In a defined benefit (DB) plan, the anticipated administrative expenses expected to be paid out of plan assets should be included in the target normal cost when calculating the minimum required contribution. If the plan is underfunded on a minimum contribution basis, the plan sponsor is effectively paying these expenses as part of the annual contribution. For an overfunded plan, paying permissible expenses out of plan assets may reduce the plan sponsor’s costs to maintain the plan.

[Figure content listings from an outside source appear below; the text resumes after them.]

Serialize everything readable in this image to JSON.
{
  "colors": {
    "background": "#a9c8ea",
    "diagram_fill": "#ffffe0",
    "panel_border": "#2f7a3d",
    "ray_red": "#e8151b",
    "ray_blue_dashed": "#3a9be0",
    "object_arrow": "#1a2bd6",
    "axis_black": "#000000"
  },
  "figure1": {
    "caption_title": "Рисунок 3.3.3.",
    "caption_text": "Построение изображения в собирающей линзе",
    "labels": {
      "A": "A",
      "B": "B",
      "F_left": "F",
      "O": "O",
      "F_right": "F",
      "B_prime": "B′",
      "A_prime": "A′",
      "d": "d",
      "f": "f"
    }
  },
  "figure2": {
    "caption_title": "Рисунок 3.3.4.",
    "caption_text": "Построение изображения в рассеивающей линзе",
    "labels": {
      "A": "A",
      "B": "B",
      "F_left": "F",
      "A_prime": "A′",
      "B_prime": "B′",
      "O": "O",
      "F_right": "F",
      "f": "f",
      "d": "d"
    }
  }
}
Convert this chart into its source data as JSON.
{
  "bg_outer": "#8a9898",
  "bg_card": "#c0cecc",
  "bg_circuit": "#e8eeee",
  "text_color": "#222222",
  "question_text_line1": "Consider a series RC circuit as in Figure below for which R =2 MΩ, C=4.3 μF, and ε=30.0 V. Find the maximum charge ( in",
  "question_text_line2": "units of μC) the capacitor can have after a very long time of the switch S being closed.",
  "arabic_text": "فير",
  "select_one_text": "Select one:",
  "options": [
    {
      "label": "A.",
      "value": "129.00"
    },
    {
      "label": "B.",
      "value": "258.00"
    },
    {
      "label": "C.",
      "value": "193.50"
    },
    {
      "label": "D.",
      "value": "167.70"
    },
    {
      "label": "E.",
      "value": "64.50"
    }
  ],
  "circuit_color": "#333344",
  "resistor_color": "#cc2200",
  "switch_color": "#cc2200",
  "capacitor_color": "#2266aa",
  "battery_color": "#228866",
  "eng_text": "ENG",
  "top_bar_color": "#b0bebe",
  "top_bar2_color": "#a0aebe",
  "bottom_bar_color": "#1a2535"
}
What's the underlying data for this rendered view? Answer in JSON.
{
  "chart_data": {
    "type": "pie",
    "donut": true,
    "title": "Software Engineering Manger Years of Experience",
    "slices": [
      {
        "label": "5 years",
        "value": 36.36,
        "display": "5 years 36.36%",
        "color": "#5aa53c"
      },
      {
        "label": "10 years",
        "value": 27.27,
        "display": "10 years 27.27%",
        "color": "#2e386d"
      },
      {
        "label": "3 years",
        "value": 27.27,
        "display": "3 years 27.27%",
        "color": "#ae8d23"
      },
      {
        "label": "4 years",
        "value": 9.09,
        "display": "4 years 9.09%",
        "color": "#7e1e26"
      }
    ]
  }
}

The DOL has published “Guidance on Settlor v. Plan Expenses” to provide “further clarification and guidance” to “facilitate both compliance and enforcement efforts in this area”, available here:
The guidance presents six separate “fact patterns” followed by the DOL’s analysis of how the fiduciary duties under ERISA would be applied in each case.
Other sources of guidance include the DOL’s Advisory Opinion 2001-01A, DOL Field Assistance Bulletin 2003-3, and the Employee Benefit Security Administration’s publication “Understanding Retirement Plan Fees and Expenses.”
Finally, we suggest discussing any questions you have regarding the payment of retirement plan expenses with an ERISA attorney.